Reutemann’s presence brought out the partisan Argentinean crowds in a way that was hard for the European teams to take in. Even on the long concentration run, they seemed to line every metre of the roads and, at time controls, ‘Lole’ was mobbed (especially by the ladies) in a way that made one wonder if he had as many spare clothes as Fiat had spare wheels.
Once the real action got going on the Monday morning. Reutemann proved to be a consistent driver, if not quite able to shine in the company of ace gravel sprinters like Walter Röhrl and Marku Alèn. He was able to keep closer to the Mercedes-Benz 500 SLCs of Hannu Mikkola and Björn Waldegård and to match the pace of the factory Datsun 160J driven by Shekhar Mehta. “I simply did not feel comfortable driving faster on someone else’s information,” Reutemann recalled. “And in any case, to have someone talking to you when you are driving fast is not in my experience.” His co-driver was Mirko Perissutti: when they saw on the Monday night that they were doing well, they took a recce car and toured the remaining stages.

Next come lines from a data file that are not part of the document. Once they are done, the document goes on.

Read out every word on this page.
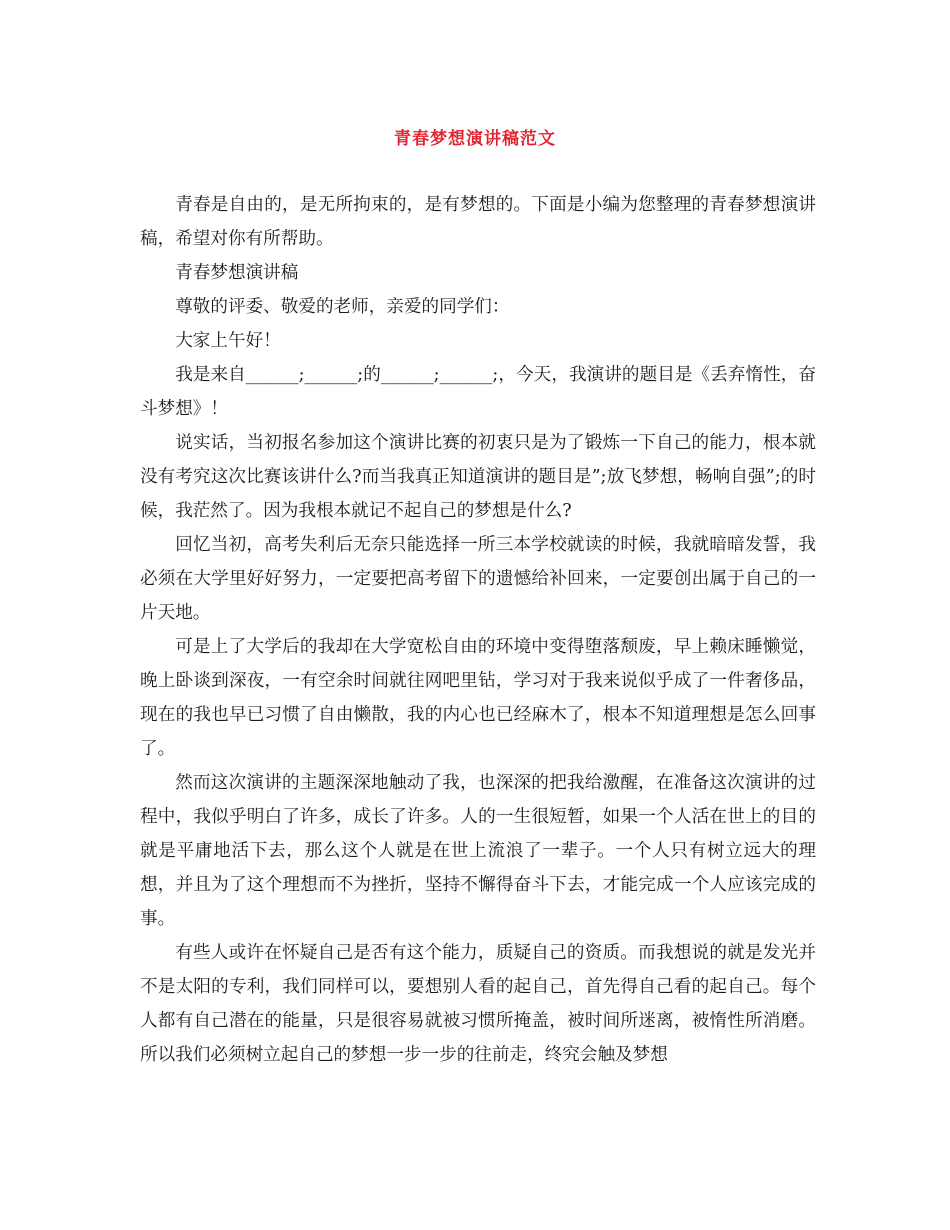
青春梦想演讲稿范文

青春是自由的，是无所拘束的，是有梦想的。下面是小编为您整理的青春梦想演讲稿，希望对你有所帮助。

青春梦想演讲稿

尊敬的评委、敬爱的老师，亲爱的同学们：

大家上午好！

我是来自______;______;的______;______;，今天，我演讲的题目是《丢弃惰性，奋斗梦想》！

说实话，当初报名参加这个演讲比赛的初衷只是为了锻炼一下自己的能力，根本就没有考究这次比赛该讲什么?而当我真正知道演讲的题目是”;放飞梦想，畅响自强”;的时候，我茫然了。因为我根本就记不起自己的梦想是什么?

回忆当初，高考失利后无奈只能选择一所三本学校就读的时候，我就暗暗发誓，我必须在大学里好好努力，一定要把高考留下的遗憾给补回来，一定要创出属于自己的一片天地。

可是上了大学后的我却在大学宽松自由的环境中变得堕落颓废，早上赖床睡懒觉，晚上卧谈到深夜，一有空余时间就往网吧里钻，学习对于我来说似乎成了一件奢侈品，现在的我也早已习惯了自由懒散，我的内心也已经麻木了，根本不知道理想是怎么回事了。

然而这次演讲的主题深深地触动了我，也深深的把我给激醒，在准备这次演讲的过程中，我似乎明白了许多，成长了许多。人的一生很短暂，如果一个人活在世上的目的就是平庸地活下去，那么这个人就是在世上流浪了一辈子。一个人只有树立远大的理想，并且为了这个理想而不为挫折，坚持不懈得奋斗下去，才能完成一个人应该完成的事。

有些人或许在怀疑自己是否有这个能力，质疑自己的资质。而我想说的就是发光并不是太阳的专利，我们同样可以，要想别人看的起自己，首先得自己看的起自己。每个人都有自己潜在的能量，只是很容易就被习惯所掩盖，被时间所迷离，被惰性所消磨。所以我们必须树立起自己的梦想一步一步的往前走，终究会触及梦想
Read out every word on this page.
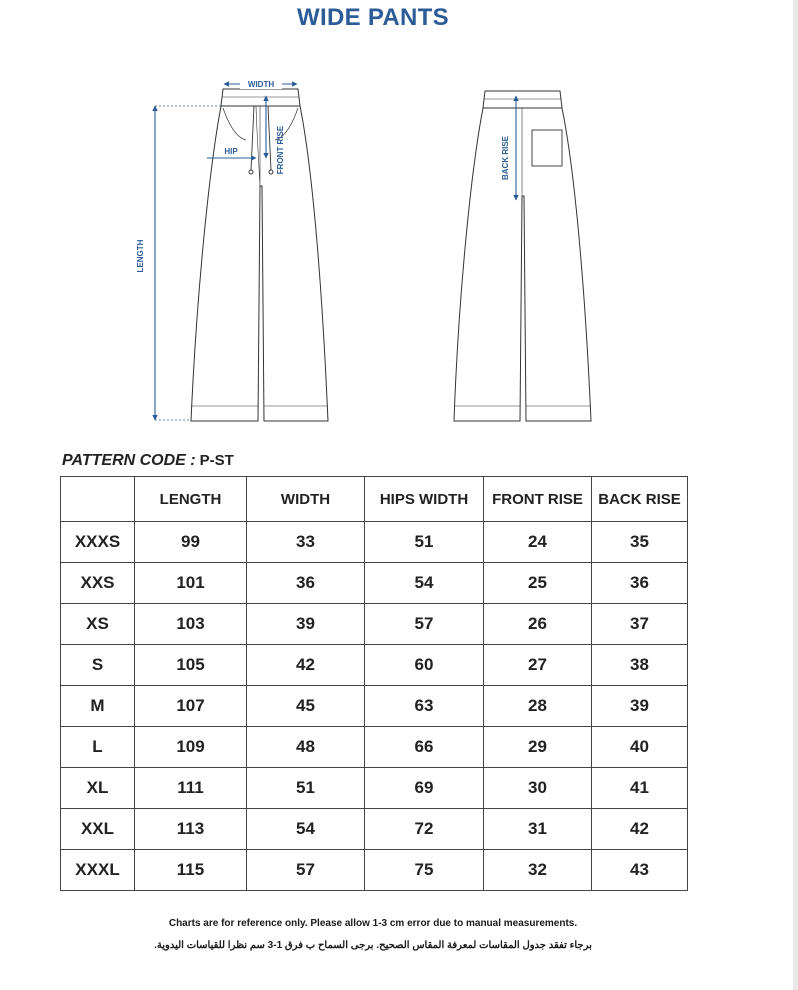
WIDE PANTS
WIDTH
HIP	FRONT RISE
LENGTH
BACK RISE
PATTERN CODE : P-ST
	LENGTH	WIDTH	HIPS WIDTH	FRONT RISE	BACK RISE
XXXS	99	33	51	24	35
XXS	101	36	54	25	36
XS	103	39	57	26	37
S	105	42	60	27	38
M	107	45	63	28	39
L	109	48	66	29	40
XL	111	51	69	30	41
XXL	113	54	72	31	42
XXXL	115	57	75	32	43
Charts are for reference only. Please allow 1-3 cm error due to manual measurements.
برجاء تفقد جدول المقاسات لمعرفة المقاس الصحيح. برجى السماح ب فرق 1-3 سم نظرا للقياسات اليدوية.
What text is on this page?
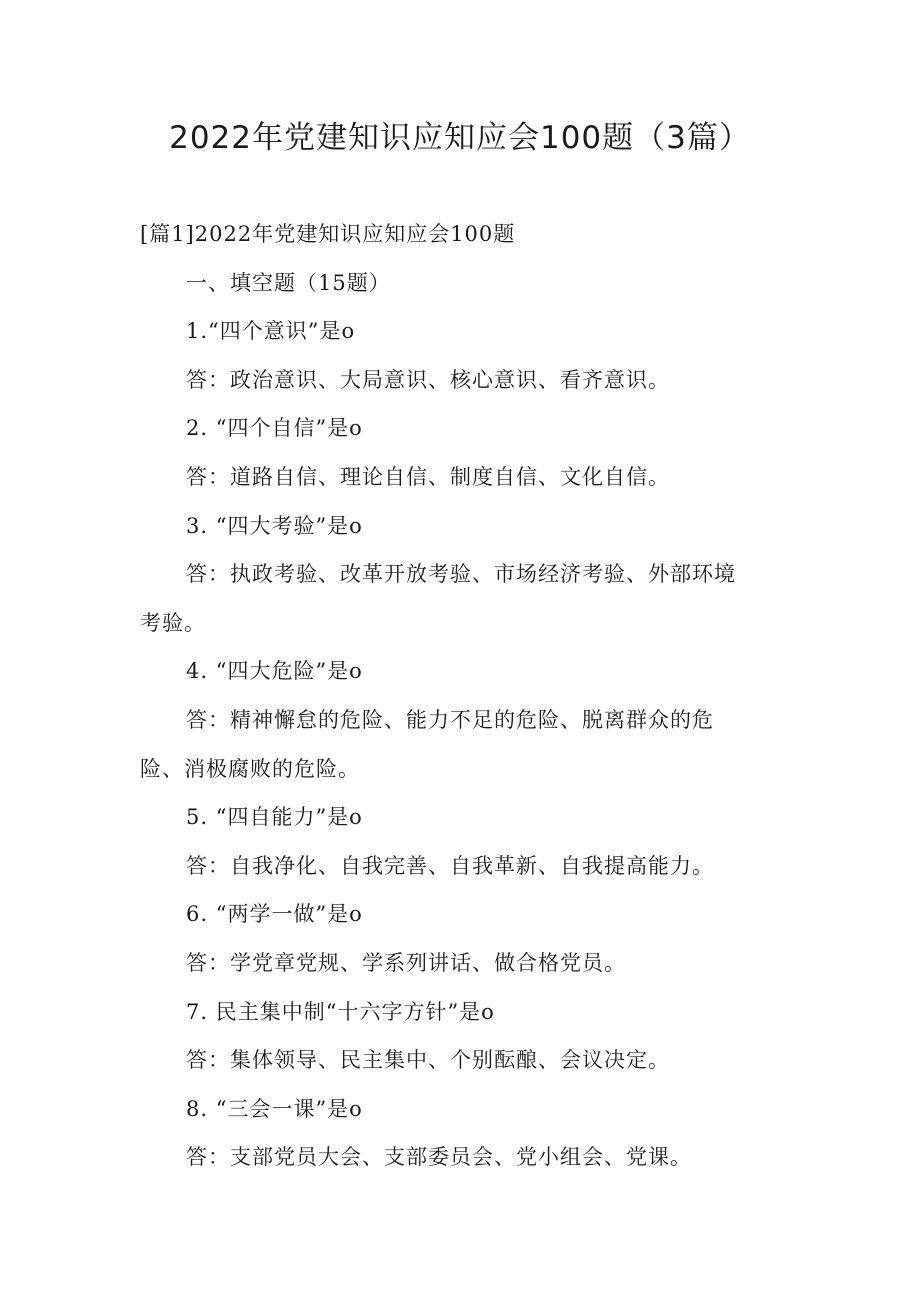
2022年党建知识应知应会100题（3篇）

[篇1]2022年党建知识应知应会100题

一、填空题（15题）

1.“四个意识”是o

答：政治意识、大局意识、核心意识、看齐意识。

2. “四个自信”是o

答：道路自信、理论自信、制度自信、文化自信。

3. “四大考验”是o

答：执政考验、改革开放考验、市场经济考验、外部环境

考验。

4. “四大危险”是o

答：精神懈怠的危险、能力不足的危险、脱离群众的危

险、消极腐败的危险。

5. “四自能力”是o

答：自我净化、自我完善、自我革新、自我提高能力。

6. “两学一做”是o

答：学党章党规、学系列讲话、做合格党员。

7. 民主集中制“十六字方针”是o

答：集体领导、民主集中、个别酝酿、会议决定。

8. “三会一课”是o

答：支部党员大会、支部委员会、党小组会、党课。
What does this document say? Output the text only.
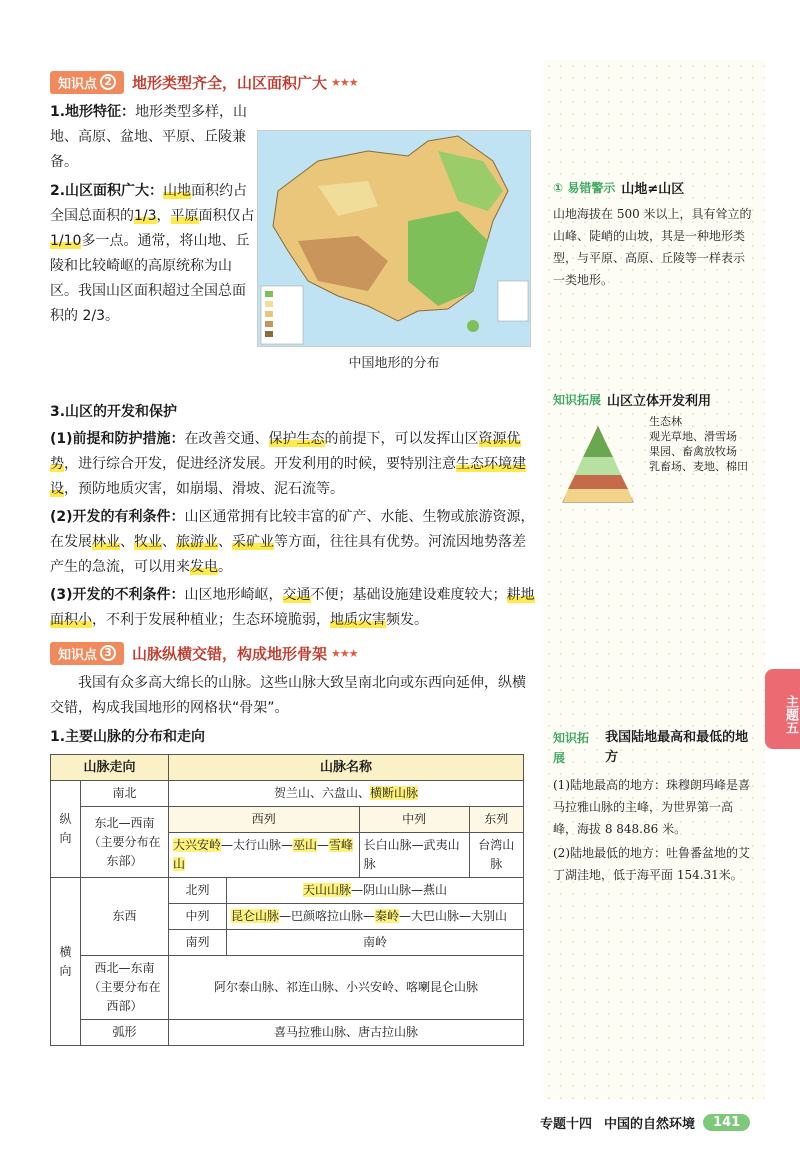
知识点 2 地形类型齐全，山区面积广大 ★★★
1.地形特征：地形类型多样，山地、高原、盆地、平原、丘陵兼备。
2.山区面积广大：山地面积约占全国总面积的1/3，平原面积仅占1/10多一点。通常，将山地、丘陵和比较崎岖的高原统称为山区。我国山区面积超过全国总面积的 2/3。
中国地形的分布
3.山区的开发和保护
(1)前提和防护措施：在改善交通、保护生态的前提下，可以发挥山区资源优势，进行综合开发，促进经济发展。开发利用的时候，要特别注意生态环境建设，预防地质灾害，如崩塌、滑坡、泥石流等。
(2)开发的有利条件：山区通常拥有比较丰富的矿产、水能、生物或旅游资源，在发展林业、牧业、旅游业、采矿业等方面，往往具有优势。河流因地势落差产生的急流，可以用来发电。
(3)开发的不利条件：山区地形崎岖，交通不便；基础设施建设难度较大；耕地面积小，不利于发展种植业；生态环境脆弱，地质灾害频发。
知识点 3 山脉纵横交错，构成地形骨架 ★★★
我国有众多高大绵长的山脉。这些山脉大致呈南北向或东西向延伸，纵横交错，构成我国地形的网格状“骨架”。
1.主要山脉的分布和走向
山脉走向		山脉名称			
纵向	南北	贺兰山、六盘山、横断山脉			
	东北—西南（主要分布在东部）	西列		中列	东列
		大兴安岭—太行山脉—巫山—雪峰山		长白山脉—武夷山脉	台湾山脉
横向	东西	北列	天山山脉—阴山山脉—燕山		
		中列	昆仑山脉—巴颜喀拉山脉—秦岭—大巴山脉—大别山		
		南列	南岭		
	西北—东南（主要分布在西部）	阿尔泰山脉、祁连山脉、小兴安岭、喀喇昆仑山脉			
	弧形	喜马拉雅山脉、唐古拉山脉			
① 易错警示 山地≠山区
山地海拔在 500 米以上，具有耸立的山峰、陡峭的山坡，其是一种地形类型，与平原、高原、丘陵等一样表示一类地形。
知识拓展 山区立体开发利用
生态林
观光草地、滑雪场
果园、畜禽放牧场
乳畜场、麦地、棉田
知识拓展
我国陆地最高和最低的地方
(1)陆地最高的地方：珠穆朗玛峰是喜马拉雅山脉的主峰，为世界第一高峰，海拔 8 848.86 米。
(2)陆地最低的地方：吐鲁番盆地的艾丁湖洼地，低于海平面 154.31米。
主题五
专题十四 中国的自然环境	141
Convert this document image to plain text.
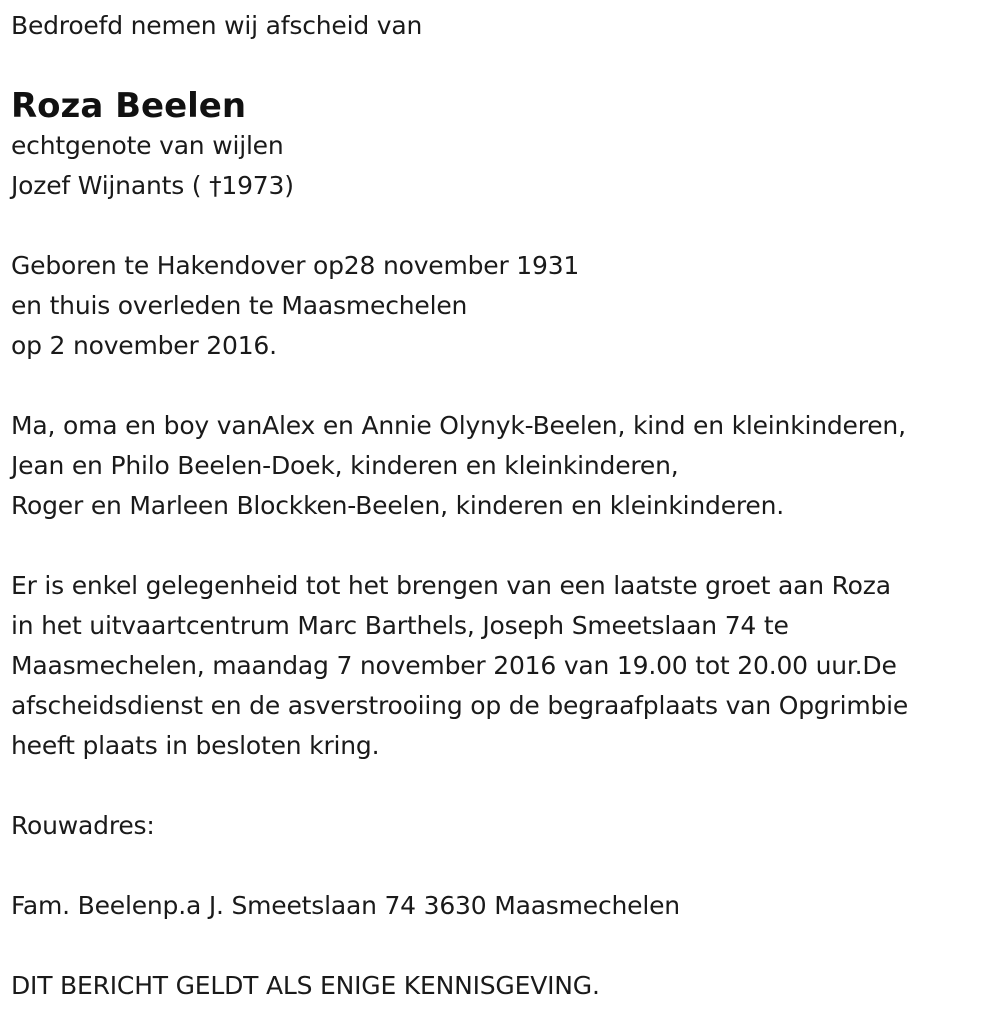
Bedroefd nemen wij afscheid van
Roza Beelen
echtgenote van wijlen
Jozef Wijnants ( †1973)
Geboren te Hakendover op28 november 1931
en thuis overleden te Maasmechelen
op 2 november 2016.
Ma, oma en boy vanAlex en Annie Olynyk-Beelen, kind en kleinkinderen,
Jean en Philo Beelen-Doek, kinderen en kleinkinderen,
Roger en Marleen Blockken-Beelen, kinderen en kleinkinderen.
Er is enkel gelegenheid tot het brengen van een laatste groet aan Roza
in het uitvaartcentrum Marc Barthels, Joseph Smeetslaan 74 te
Maasmechelen, maandag 7 november 2016 van 19.00 tot 20.00 uur.De
afscheidsdienst en de asverstrooiing op de begraafplaats van Opgrimbie
heeft plaats in besloten kring.
Rouwadres:
Fam. Beelenp.a J. Smeetslaan 74 3630 Maasmechelen
DIT BERICHT GELDT ALS ENIGE KENNISGEVING.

As it turned out, a steady pace was not a bad strategy. Both Alèn’s 131 and another works Fiat driven by Attilio Bettega broke their sumps, two Mercedes fell out with driveshaft breakages and the Datsuns wore out their tyres. Reutemann did have the odd problem like stopping in a water splash for several minutes but his car came through virtually unscathed to finish third behind the victorious Röhrl and Mikkola’s Mercedes. He was 20 minutes clear of Mehta.
Just to show that this was no flash in the pan, Lole accepted an offer from Peugeot to drive a 205 T16 on the 1985 Rally Argentina where he once again finished third overall.